Os jornais servem desde o século 19 como instrumento de comunicação para a literatura. No Brasil do Segundo Reinado, Machado de Assis batia perna pelas ruas do Rio de Janeiro atrás de personagens para suas histórias sobre o cotidiano e Nelson Rodrigues, lá pelos idos de 1950, ia de encontro à perversidade humana. Depois, publicavam tudo na imprensa, em folhetim.

Na França, bom, na França Honoré de Balzac e Gustave Flaubert riam da burguesia incipiente que desfilava seu discreto charme (indiscreto, na verdade) pelos salões infestados de endinheirados provenientes da Revolução Industrial. O romance, enquanto gênero literário tal como o conhecemos hoje, estava sendo forjado aos olhos da História.

Viver de literatura, contudo, jamais foi das atividades mais louváveis: o lance era enveredar pelo serviço público ou se assumir como jornalista para vencer na vida, de preferência, sem abandonar a escrita. Foi o que fez Antonio Candido (1917-1997), cuja história é revisitada no documentário “Callado”, produzido em 2017 e que será exibido em evento promovido pela Folha de S. Paulo - filme chega às salas no dia 21 deste mês.

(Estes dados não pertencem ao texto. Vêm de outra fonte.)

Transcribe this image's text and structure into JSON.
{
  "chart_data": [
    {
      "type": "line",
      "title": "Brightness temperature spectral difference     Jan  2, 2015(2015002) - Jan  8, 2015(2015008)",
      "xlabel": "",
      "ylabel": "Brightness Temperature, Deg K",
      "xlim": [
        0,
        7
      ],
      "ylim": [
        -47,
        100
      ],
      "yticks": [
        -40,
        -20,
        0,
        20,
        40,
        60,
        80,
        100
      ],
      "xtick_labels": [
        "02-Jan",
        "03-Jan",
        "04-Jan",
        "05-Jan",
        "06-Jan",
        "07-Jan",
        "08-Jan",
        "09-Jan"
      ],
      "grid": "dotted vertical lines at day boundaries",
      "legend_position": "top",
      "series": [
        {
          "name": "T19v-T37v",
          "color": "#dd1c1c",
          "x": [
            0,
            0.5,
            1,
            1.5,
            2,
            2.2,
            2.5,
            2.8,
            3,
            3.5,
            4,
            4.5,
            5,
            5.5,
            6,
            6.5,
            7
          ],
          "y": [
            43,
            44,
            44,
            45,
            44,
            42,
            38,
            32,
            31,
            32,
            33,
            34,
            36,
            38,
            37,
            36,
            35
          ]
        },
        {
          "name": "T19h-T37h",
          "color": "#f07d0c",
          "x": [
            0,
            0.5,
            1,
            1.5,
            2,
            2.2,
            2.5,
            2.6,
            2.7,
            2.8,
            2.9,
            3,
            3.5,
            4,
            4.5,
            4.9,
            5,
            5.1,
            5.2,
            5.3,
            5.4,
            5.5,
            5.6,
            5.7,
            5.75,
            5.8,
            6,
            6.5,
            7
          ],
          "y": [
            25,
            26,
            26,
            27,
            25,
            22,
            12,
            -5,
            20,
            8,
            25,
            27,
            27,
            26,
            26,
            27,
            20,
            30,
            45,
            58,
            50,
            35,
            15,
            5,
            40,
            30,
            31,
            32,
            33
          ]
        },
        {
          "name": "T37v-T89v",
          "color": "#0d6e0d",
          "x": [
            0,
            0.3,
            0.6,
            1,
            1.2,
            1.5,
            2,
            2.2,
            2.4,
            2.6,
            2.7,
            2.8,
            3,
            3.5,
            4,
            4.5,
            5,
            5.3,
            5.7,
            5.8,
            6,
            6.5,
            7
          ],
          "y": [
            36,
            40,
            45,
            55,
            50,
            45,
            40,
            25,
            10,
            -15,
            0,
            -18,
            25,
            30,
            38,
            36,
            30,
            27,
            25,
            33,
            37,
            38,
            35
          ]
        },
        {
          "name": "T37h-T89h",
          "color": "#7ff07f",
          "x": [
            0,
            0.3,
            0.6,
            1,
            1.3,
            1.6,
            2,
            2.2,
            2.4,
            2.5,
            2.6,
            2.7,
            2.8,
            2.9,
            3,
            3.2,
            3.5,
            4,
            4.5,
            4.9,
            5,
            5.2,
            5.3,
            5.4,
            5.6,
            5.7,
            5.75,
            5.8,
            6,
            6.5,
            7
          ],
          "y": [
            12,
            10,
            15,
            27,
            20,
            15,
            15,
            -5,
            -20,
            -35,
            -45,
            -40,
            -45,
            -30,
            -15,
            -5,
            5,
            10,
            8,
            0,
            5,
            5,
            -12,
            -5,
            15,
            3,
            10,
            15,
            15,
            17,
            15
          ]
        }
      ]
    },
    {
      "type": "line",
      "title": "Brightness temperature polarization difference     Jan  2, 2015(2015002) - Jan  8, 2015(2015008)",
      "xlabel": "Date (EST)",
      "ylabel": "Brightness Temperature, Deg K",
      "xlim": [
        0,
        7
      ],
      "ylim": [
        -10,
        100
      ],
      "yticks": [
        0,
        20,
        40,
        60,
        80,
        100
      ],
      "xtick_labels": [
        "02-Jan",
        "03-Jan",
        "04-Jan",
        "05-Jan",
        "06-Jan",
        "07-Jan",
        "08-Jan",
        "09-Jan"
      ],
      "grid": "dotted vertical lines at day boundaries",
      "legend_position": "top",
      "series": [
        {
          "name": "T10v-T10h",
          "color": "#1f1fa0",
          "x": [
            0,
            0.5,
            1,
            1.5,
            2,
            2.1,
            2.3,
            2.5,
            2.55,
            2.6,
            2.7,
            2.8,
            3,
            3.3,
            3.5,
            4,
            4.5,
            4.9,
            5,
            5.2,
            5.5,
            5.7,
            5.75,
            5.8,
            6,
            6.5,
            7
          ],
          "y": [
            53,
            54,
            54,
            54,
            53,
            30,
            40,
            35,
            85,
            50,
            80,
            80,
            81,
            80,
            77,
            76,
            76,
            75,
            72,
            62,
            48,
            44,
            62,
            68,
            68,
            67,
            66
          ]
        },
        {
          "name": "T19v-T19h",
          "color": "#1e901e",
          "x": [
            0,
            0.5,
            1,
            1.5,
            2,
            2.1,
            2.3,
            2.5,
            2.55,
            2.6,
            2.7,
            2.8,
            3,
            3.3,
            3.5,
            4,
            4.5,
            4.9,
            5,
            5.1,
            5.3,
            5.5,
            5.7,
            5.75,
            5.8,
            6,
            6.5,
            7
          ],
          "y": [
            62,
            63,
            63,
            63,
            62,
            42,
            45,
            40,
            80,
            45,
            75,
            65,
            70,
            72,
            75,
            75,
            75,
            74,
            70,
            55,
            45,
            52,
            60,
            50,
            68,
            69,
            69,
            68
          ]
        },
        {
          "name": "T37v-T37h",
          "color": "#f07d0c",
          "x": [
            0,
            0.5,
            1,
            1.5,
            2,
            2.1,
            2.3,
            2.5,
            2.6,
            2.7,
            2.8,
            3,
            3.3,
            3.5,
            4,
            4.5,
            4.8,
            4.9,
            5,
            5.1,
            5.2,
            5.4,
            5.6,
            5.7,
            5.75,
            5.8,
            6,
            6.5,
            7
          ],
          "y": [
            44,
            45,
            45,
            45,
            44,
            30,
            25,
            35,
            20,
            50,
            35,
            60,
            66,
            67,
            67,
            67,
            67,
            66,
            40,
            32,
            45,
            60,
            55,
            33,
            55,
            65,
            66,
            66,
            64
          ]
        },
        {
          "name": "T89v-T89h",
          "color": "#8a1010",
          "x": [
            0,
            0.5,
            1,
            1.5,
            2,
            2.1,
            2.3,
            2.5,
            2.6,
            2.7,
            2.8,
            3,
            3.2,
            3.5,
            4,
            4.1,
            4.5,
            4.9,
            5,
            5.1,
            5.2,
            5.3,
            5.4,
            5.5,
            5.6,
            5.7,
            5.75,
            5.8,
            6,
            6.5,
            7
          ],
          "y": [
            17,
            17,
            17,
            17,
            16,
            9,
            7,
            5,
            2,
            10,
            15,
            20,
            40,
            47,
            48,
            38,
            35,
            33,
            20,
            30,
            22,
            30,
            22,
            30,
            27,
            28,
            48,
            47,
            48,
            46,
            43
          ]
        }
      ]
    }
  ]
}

Dirigido pela cineasta Emília Silveira, o longa percorre episódios marcantes não só da carreira de Callado, mas também do Brasil. Nele, entre depoimentos de colegas de Redação como Carlos Heitor Cony e Sérgio Augusto, além de análises feitas pelo jornalista Matinas Suzuki, é possível assistir ser traçado o perfil intelectual do escritor.

Sua produção é vasta: 18 livros publicados, uma biografia, nove peças de teatro e reportagens que marcaram época ao propor recursos narrativos até então comuns à literatura, como a ironia e o uso de imagens que os jornalistas sempre evitaram em suas descrições. Por essa transgressão estilística, em 1994, ele foi eleito para a Academia Brasileira de Letras. 

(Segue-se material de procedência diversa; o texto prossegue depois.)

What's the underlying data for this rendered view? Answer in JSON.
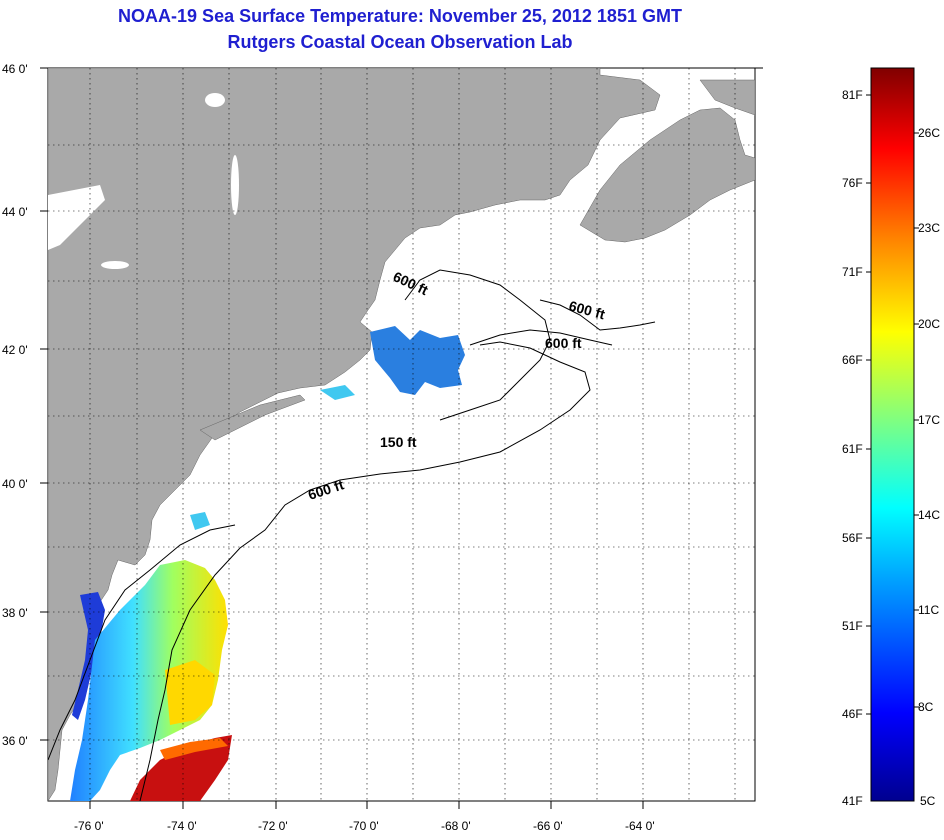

“O engenho serra que cortava cana. Não corta mais nada. Não vende mais nada. É uma propriedade privada que enlouqueceu”, escreveu Callado no livro-reportagem “Tempos de Arraes – A Revolução Sem Violência”, obra publicada em 1966.

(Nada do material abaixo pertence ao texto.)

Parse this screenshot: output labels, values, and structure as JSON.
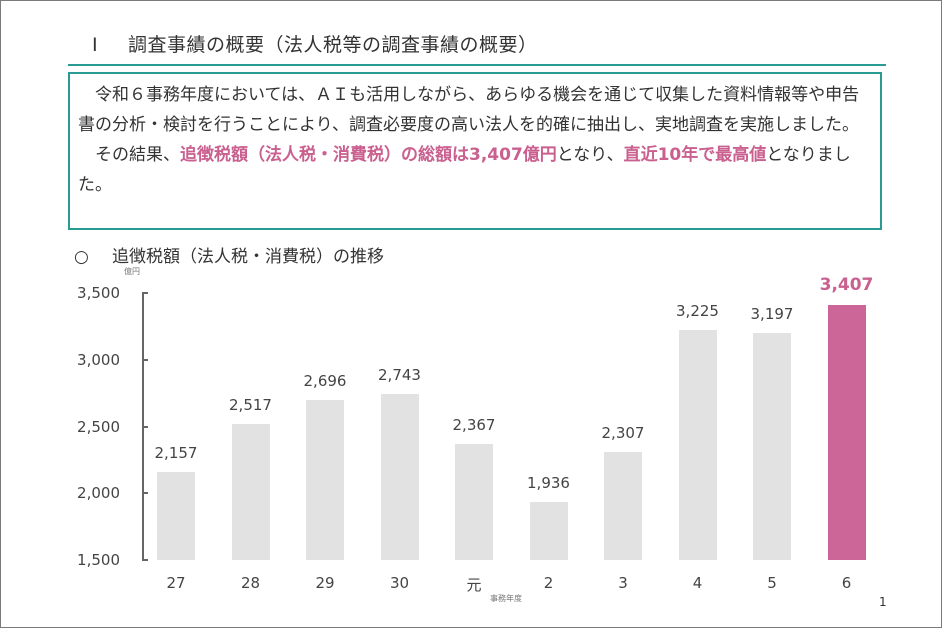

Óbvio que, sendo um clássico, Silveira não pensou muito ao botou esse trecho com letreiro ocupando boa parte da tela preta. O que suscita um questionamento: por que não trazemos mais técnicas literárias para o texto jornalístico? Por que o exercício da reportagem se tornou preguiçoso, já que os repórteres resolvem tudo por telefone e aplicativos de conversa?  

Na época de Callado não tinha nada disso. Durante a Segunda Guerra Mundial, ele se tornou conhecido por relatar episódios que marcaram o conflito para a BBC, como bombas atiradas a mando do líder nazista Adolf Hitler sobre Londres, na década de 1940. Nos anos de 1950, viajou a Xingu para encontrar os ossos do Coronel Percy Fawcett. Foi ainda, na década seguinte, ao Vietnã do Norte numa missão que tinha como objetivo mostrar os horrores perpetrados pelos Estados Unidos no front asiático. 

Em depoimento à Silveira, Suzuki explicou que essas coberturas revelaram as qualidades de um escritor a campo usando técnicas que raramente se utilizavam nos textos noticiosos. “A ironia, por exemplo, está presente quase em toda obra literária de Callado e é um recurso que já envolvia um certo segundo movimento sobre o fato que, em geral, não é o que acontece com o jornalismo, que tenta ficar atrelado a ele”.

O jornalista, no início dos anos de chumbo da ditadura, chegou a ser vetado por lei de escrever qualquer linha em jornal e revista, recorda-se Carlos Heitor Cony, outro conhecido por ser perseguido pelo regime fardado assim que o golpe de 64 foi deflagrado pelos militares e um dos “oito da Glória” – time que contava com as ilustres presenças de Glauber Rocha e Joaquim Pedro de Andrade, ícones do Cinema Novo.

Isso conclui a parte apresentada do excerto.